C-Tran officially planted The Vine on Monday, celebrating the start of a project that will bring big changes to Vancouver’s Fourth Plain corridor.
The $53 million bus rapid transit line is the largest project in C-Tran’s history. It’s also the first such system in the Portland-Vancouver area. C-Tran Executive Director Jeff Hamm called Monday’s gathering a “historic event.”
The groundbreaking ceremony at Turtle Place plaza in downtown Vancouver didn’t actually move any dirt. Instead of wielding golden shovels, dignitaries unfurled a large banner at the planned location of The Vine’s terminus station.
Project partners and other supporters sang the praises of an effort they say will bring much-needed attention to the Fourth Plain corridor.
“Our whole agenda for the Fourth Plain corridor is to create a place that works for the people that live, work and play there,” said Mark Maggiora, executive director of local nonprofit Americans Building Community. Historically, he said, major investments on Fourth Plain have been few and far between.
“We couldn’t let this go by the wayside,” Maggiora said.
The Vine will run between a revamped transit center at the Westfield Vancouver mall and the terminus station at Turtle Place. The system will run primarily along the city’s Fourth Plain corridor — by far C-Tran’s busiest — replacing the No. 4 and No. 44 bus routes that serve it now.
The Vine will use larger vehicles, raised boarding platforms and other features in an effort to move passengers more efficiently and reliably. Sixty-foot articulated buses will serve 34 new stations along the corridor. The system will be less costly to operate than the service it will replace, according to C-Tran.

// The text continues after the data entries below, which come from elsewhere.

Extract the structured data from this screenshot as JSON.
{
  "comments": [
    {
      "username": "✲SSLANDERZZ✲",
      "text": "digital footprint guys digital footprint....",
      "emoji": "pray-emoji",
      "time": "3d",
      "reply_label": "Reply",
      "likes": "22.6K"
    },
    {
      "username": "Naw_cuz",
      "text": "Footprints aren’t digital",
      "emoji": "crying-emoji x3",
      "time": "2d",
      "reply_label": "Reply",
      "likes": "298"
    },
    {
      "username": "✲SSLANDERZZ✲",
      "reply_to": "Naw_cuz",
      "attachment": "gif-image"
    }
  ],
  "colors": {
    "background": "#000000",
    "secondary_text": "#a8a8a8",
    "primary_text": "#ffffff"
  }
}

The Vine is scheduled to open in late 2016.
The first construction will happen at C-Tran’s headquarters, where a “complete remodel” of the agency’s maintenance facility will make room for the new vehicles and other needs, Hamm said.

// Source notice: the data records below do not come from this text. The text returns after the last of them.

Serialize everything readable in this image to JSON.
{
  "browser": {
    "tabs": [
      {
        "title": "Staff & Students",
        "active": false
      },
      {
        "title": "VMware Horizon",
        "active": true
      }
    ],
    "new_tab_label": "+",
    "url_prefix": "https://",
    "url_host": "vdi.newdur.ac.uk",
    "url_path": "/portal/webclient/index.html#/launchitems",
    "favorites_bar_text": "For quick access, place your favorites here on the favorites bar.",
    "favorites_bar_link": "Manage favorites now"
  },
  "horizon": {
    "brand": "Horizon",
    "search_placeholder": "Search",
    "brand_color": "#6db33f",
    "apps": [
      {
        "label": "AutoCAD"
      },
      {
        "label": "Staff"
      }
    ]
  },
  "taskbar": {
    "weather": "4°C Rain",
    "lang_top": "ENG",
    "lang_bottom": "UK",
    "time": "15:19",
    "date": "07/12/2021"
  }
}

Most of the project’s $53 million price tag will be covered by a federal grant, according to C-Tran. The agency also committed some $7 million of its own reserves to cover its local share of the cost.
Additional funding came from other grants, including the state’s Regional Mobility Grant program.

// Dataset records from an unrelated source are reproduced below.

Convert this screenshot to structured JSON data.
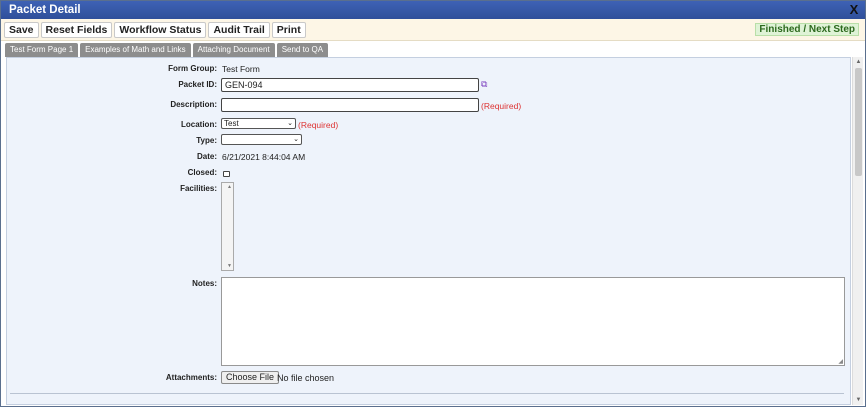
{
  "window": {
    "title": "Packet Detail"
  },
  "toolbar": {
    "save": "Save",
    "reset": "Reset Fields",
    "workflow": "Workflow Status",
    "audit": "Audit Trail",
    "print": "Print",
    "finish": "Finished / Next Step"
  },
  "tabs": [
    "Test Form Page 1",
    "Examples of Math and Links",
    "Attaching Document",
    "Send to QA"
  ],
  "form": {
    "form_group_label": "Form Group:",
    "form_group_value": "Test Form",
    "packet_id_label": "Packet ID:",
    "packet_id_value": "GEN-094",
    "description_label": "Description:",
    "description_value": "",
    "required_text": "(Required)",
    "location_label": "Location:",
    "location_value": "Test",
    "type_label": "Type:",
    "type_value": "",
    "date_label": "Date:",
    "date_value": "6/21/2021 8:44:04 AM",
    "closed_label": "Closed:",
    "closed_checked": false,
    "facilities_label": "Facilities:",
    "notes_label": "Notes:",
    "attachments_label": "Attachments:",
    "choose_file": "Choose File",
    "no_file": "No file chosen"
  },
  "icons": {
    "close": "close-icon",
    "link": "link-icon",
    "chevron": "chevron-down-icon"
  }
}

“I’m proud of this project, and I’m proud of the program that made it possible,” said Brian Lagerberg, director of the Washington State Department of Transportation’s public transportation division.
Monday’s ceremony culminated a four-year planning process that was complex and, at times, turbulent. The project design evolved significantly from early concepts as residents, business owners and other voices weighed in. Its local financial plan changed after a proposed sales tax measure failed in 2012. The Vine was also targeted by an ultimately unsuccessful lawsuit dismissed last month.
Critics argue the project is unnecessary, costly and doesn’t have the backing of the public.
Through it all, the project advanced with steady support from most — but not all — of C-Tran’s board members.
La Center Mayor Jim Irish, the current chair of the C-Tran board, said the system will benefit more than just Vancouver. C-Tran has said savings from the lower operating cost of The Vine could be used elsewhere in the system. And many transit users travel from other parts of the county to Vancouver, Irish said.
“C-Tran is a public transit system,” Irish said. “Its riders go where they go, and that can’t be limited to within a single jurisdiction.”